We also reject any claim that Coughlin has not adequately alleged physical impact sufficient to form the basis for a claim of negligent infliction of emotional distress. “[Tjhere can be no recovery for negligently caused emotional distress, mental disturbance, or any consequence thereof, where there has been no accompanying physical injury,” District of Columbia v. Smith, 436 A.2d 1294, 1296 (D.C.1981) (citations omitted), however, “the physical injury need not be substantial to sustain” that burden. Asuncion, supra, 514 A.2d at 1189. Again, accepting Coughlin’s allegations as true, the mother suffered multiple physical injuries as a consequence of the miscarriage and George Washington's mistreatment of her hypertension.

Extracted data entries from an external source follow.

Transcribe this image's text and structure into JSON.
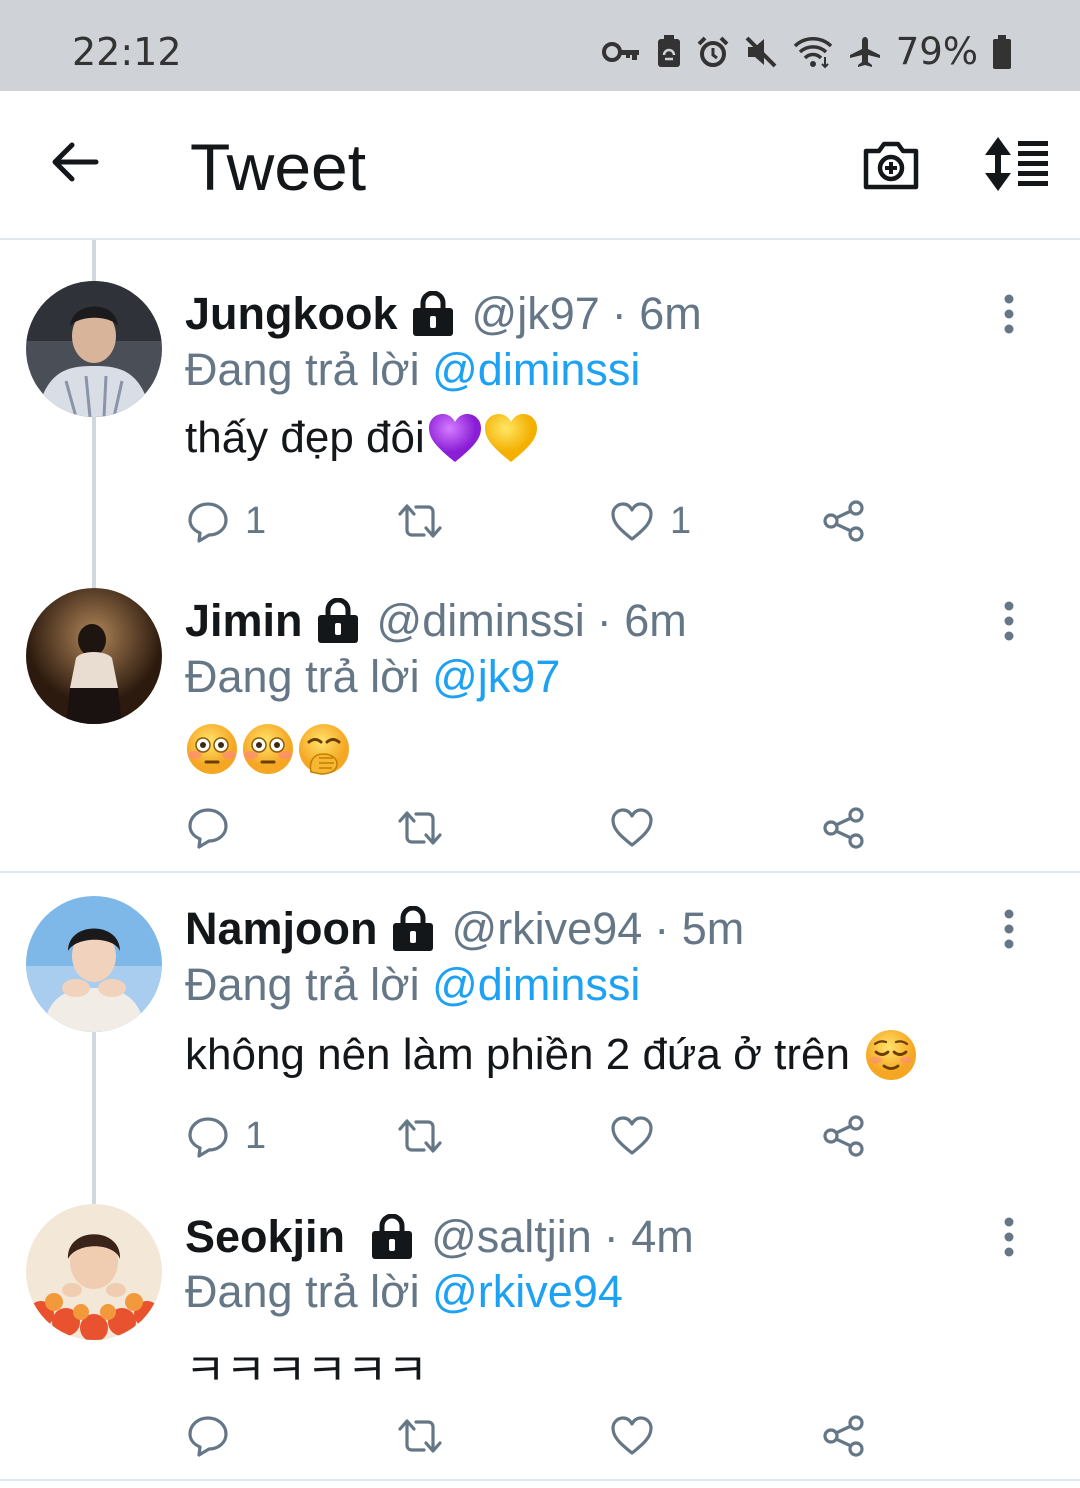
{
  "status_bar": {
    "time": "22:12",
    "battery": "79%",
    "icons": [
      "vpn-key-icon",
      "storage-icon",
      "alarm-icon",
      "mute-icon",
      "wifi-icon",
      "airplane-icon",
      "battery-icon"
    ]
  },
  "header": {
    "title": "Tweet",
    "icons": [
      "back-arrow-icon",
      "camera-add-icon",
      "sort-icon"
    ]
  },
  "reply_prefix": "Đang trả lời",
  "tweets": [
    {
      "name": "Jungkook",
      "handle": "@jk97",
      "time": "· 6m",
      "reply_to": "@diminssi",
      "text": "thấy đẹp đôi",
      "emojis": [
        "purple-heart",
        "yellow-heart"
      ],
      "replies": "1",
      "retweets": "",
      "likes": "1"
    },
    {
      "name": "Jimin",
      "handle": "@diminssi",
      "time": "· 6m",
      "reply_to": "@jk97",
      "text": "",
      "emojis": [
        "flushed-face",
        "flushed-face",
        "face-with-hand-over-mouth"
      ],
      "replies": "",
      "retweets": "",
      "likes": ""
    },
    {
      "name": "Namjoon",
      "handle": "@rkive94",
      "time": "· 5m",
      "reply_to": "@diminssi",
      "text": "không nên làm phiền 2 đứa ở trên",
      "emojis": [
        "relieved-face"
      ],
      "replies": "1",
      "retweets": "",
      "likes": ""
    },
    {
      "name": "Seokjin",
      "handle": "@saltjin",
      "time": "· 4m",
      "reply_to": "@rkive94",
      "text": "ㅋㅋㅋㅋㅋㅋ",
      "emojis": [],
      "replies": "",
      "retweets": "",
      "likes": ""
    }
  ],
  "colors": {
    "accent": "#1da1f2",
    "secondary_text": "#657786",
    "status_bar": "#cfd2d6"
  }
}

First, Coughlin asserts her hypertension remained untreated over the course of several months, aggravating her condition and causing pre-eclampsia, which placed her at risk of convulsions, coma, and the destruction of her placenta. Second, the fetus within Coughlin’s body died as a result of George Washington’s failure to treat the hypertension, and the mother had to carry the dead fetus in útero for six days prior to its “delivery.” Finally, Coughlin avers she was required to endure two days of painful induction procedures under circumstances which did not constitute part of the “normal” birth process. Cf. Johnson, supra, 365 S.E.2d at 916-17 (allegations of failure to treat mother’s incipient diabetes and death of fetus give rise to action for negligent infliction of emotional distress); Ledford, supra, 87 N.C.App. at 89, 359 S.E.2d at 507 (recovery for mental and emotional anguish permitted where mother suffered “severe abdominal pain” and surgical removal of stillborn child); Modaber v. Kelley, 232 Va. 60, 348 S.E.2d 233, 236 (1986) (“failure to properly treat and manage plaintiff’s toxemia” constitutes physical injury to mother).

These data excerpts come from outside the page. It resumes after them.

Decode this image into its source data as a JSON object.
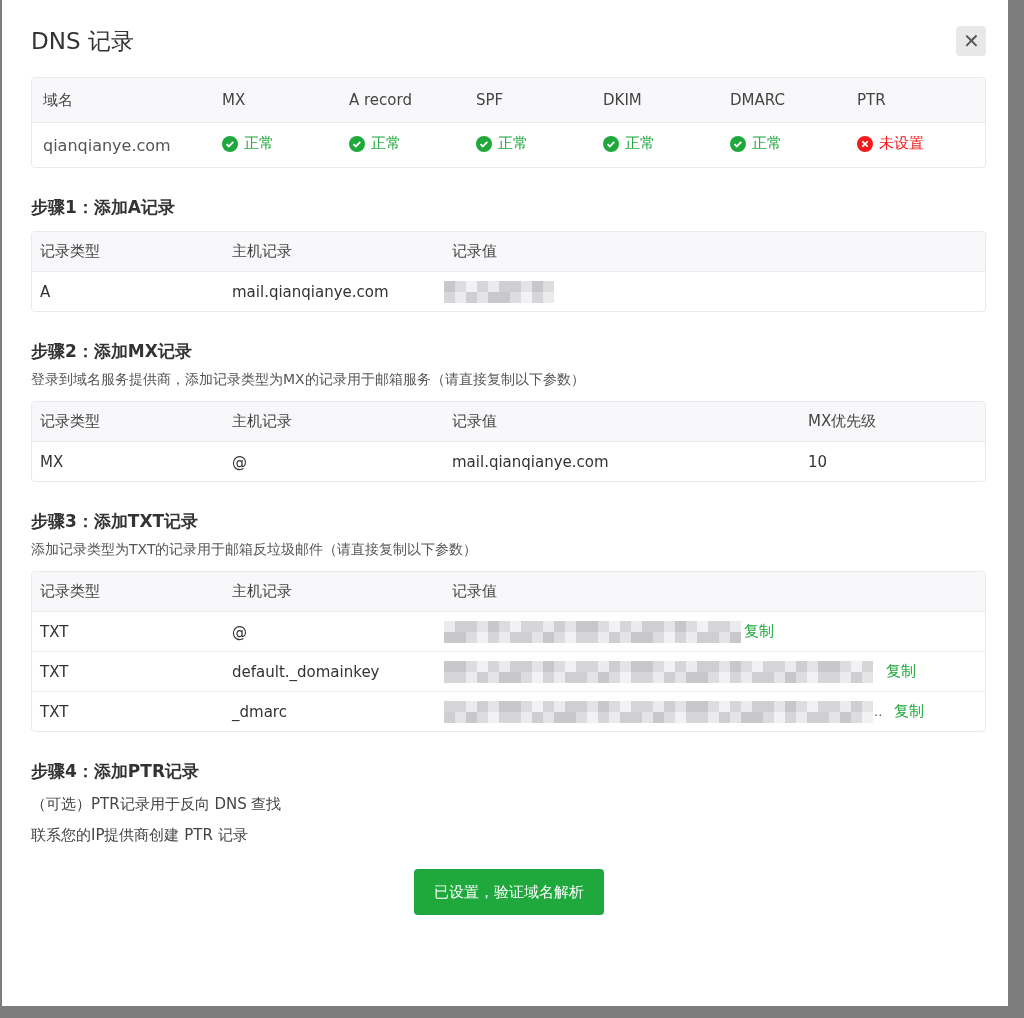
{
  "dialog": {
    "title": "DNS 记录",
    "close": "✕"
  },
  "status_table": {
    "columns": [
      "域名",
      "MX",
      "A record",
      "SPF",
      "DKIM",
      "DMARC",
      "PTR"
    ],
    "domain": "qianqianye.com",
    "statuses": [
      {
        "kind": "ok",
        "label": "正常"
      },
      {
        "kind": "ok",
        "label": "正常"
      },
      {
        "kind": "ok",
        "label": "正常"
      },
      {
        "kind": "ok",
        "label": "正常"
      },
      {
        "kind": "ok",
        "label": "正常"
      },
      {
        "kind": "error",
        "label": "未设置"
      }
    ]
  },
  "steps": [
    {
      "title": "步骤1：添加A记录",
      "columns": [
        "记录类型",
        "主机记录",
        "记录值"
      ],
      "rows": [
        {
          "type": "A",
          "host": "mail.qianqianye.com",
          "redacted": true
        }
      ]
    },
    {
      "title": "步骤2：添加MX记录",
      "description": "登录到域名服务提供商，添加记录类型为MX的记录用于邮箱服务（请直接复制以下参数）",
      "columns": [
        "记录类型",
        "主机记录",
        "记录值",
        "MX优先级"
      ],
      "rows": [
        {
          "type": "MX",
          "host": "@",
          "value": "mail.qianqianye.com",
          "priority": "10"
        }
      ]
    },
    {
      "title": "步骤3：添加TXT记录",
      "description": "添加记录类型为TXT的记录用于邮箱反垃圾邮件（请直接复制以下参数）",
      "columns": [
        "记录类型",
        "主机记录",
        "记录值"
      ],
      "rows": [
        {
          "type": "TXT",
          "host": "@",
          "redacted": true,
          "copy": "复制"
        },
        {
          "type": "TXT",
          "host": "default._domainkey",
          "redacted": true,
          "copy": "复制"
        },
        {
          "type": "TXT",
          "host": "_dmarc",
          "redacted": true,
          "suffix": "..",
          "copy": "复制"
        }
      ]
    },
    {
      "title": "步骤4：添加PTR记录",
      "notes": [
        "（可选）PTR记录用于反向 DNS 查找",
        "联系您的IP提供商创建 PTR 记录"
      ]
    }
  ],
  "verify_button": "已设置，验证域名解析"
}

In conclusion, we note that this court long ago dispensed with the argument that problems of causation, injury and damages inherent in the peculiarly symbiotic relationship between a mother and her fetus were sufficient reason to deprive either mother or fetus of the right to recover for injuries caused by the negligence of others. Bonbrest, supra, 65 F.Supp. at 142-43. These problems are “not a vital basis for refusing to recognize a cause of action,” Williams, supra, 482 A.2d at 398, but rather must be resolved at trial through the production of evidence, the ability of the parties to prove or disprove to the fact finder the various elements of their claims, and well-crafted jury instructions.
Reversed and remanded.
. Coughlin’s malpractice claims against two individual defendants were subsequently dismissed by her.

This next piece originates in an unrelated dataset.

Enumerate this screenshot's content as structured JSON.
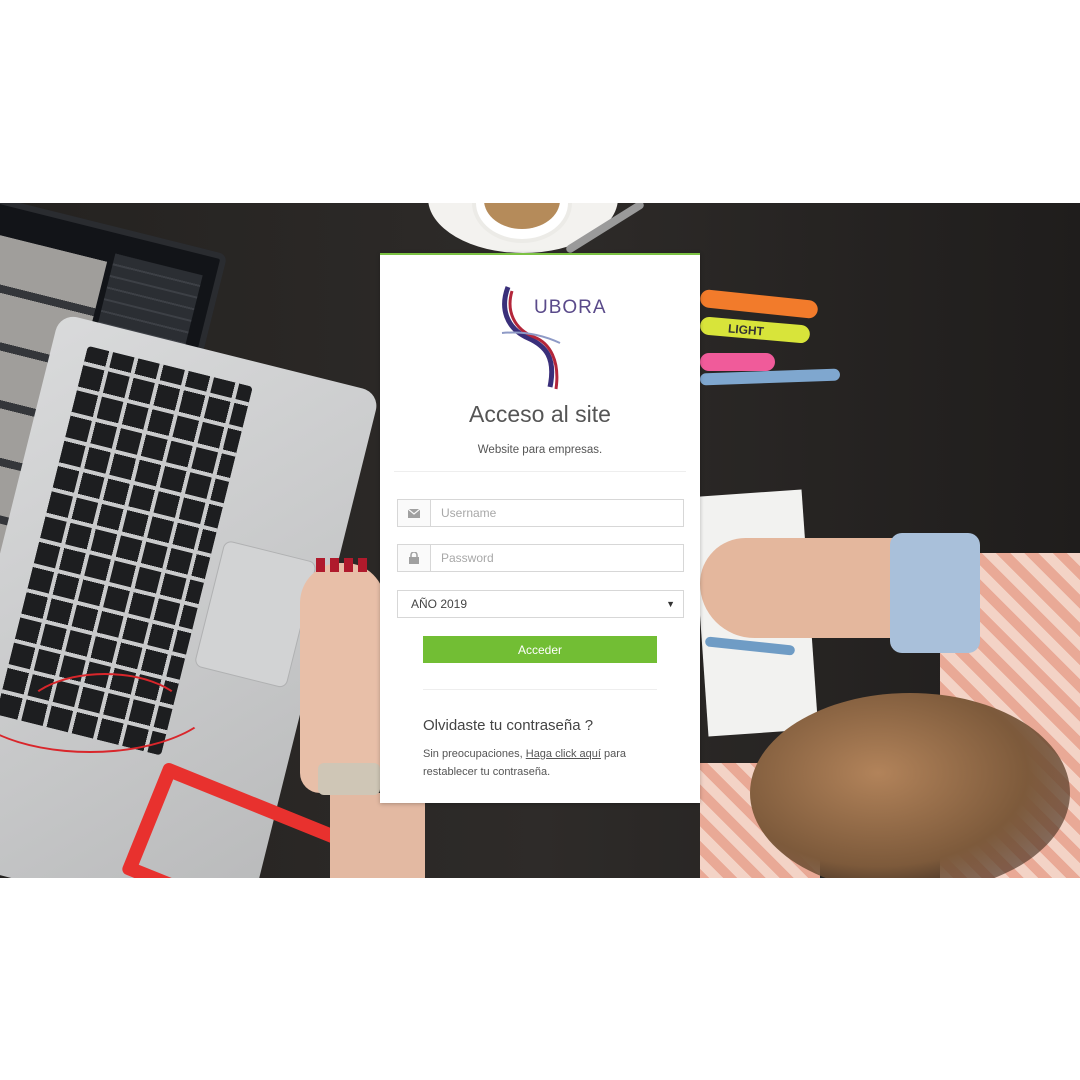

. It is impossible to determine from the pleadings whether the fetus in this case was in fact viable. If the fetus was not viable, there are authorities that would hold that injury to the nonviable fetus, in and of itself, constitutes injury to the woman. Cf. Snow v. Allen, 227 Ala. 615, 151 So. 468, 471 (1933) (“[s]o long as the child is within the mother's womb, it is a part of the mother, and for any injury to it, while yet unborn, damages would be recoverable by the mother in a proper case."); Modaber v. Kelley, 232 Va. 60, 348 S.E.2d 233, 236 (1986) (“trial court did not err by instructing the jury that 'injury to an unborn child in the womb of the mother is to be considered as physical injury to the mother’ ”). Williams, supra, 482 A.2d at *71395, leaves open to question whether an independent cause of action exists for injury to a nonviable fetus; whether such an injury would be to the woman and, thus, the cause of action hers; or whether no cause of action accrues. We need not and do not decide that issue in this case, since Coughlin’s complaint at least alleges injury to herself independent of any injury to the fetus, viable or not. This is sufficient to withstand the motion to dismiss.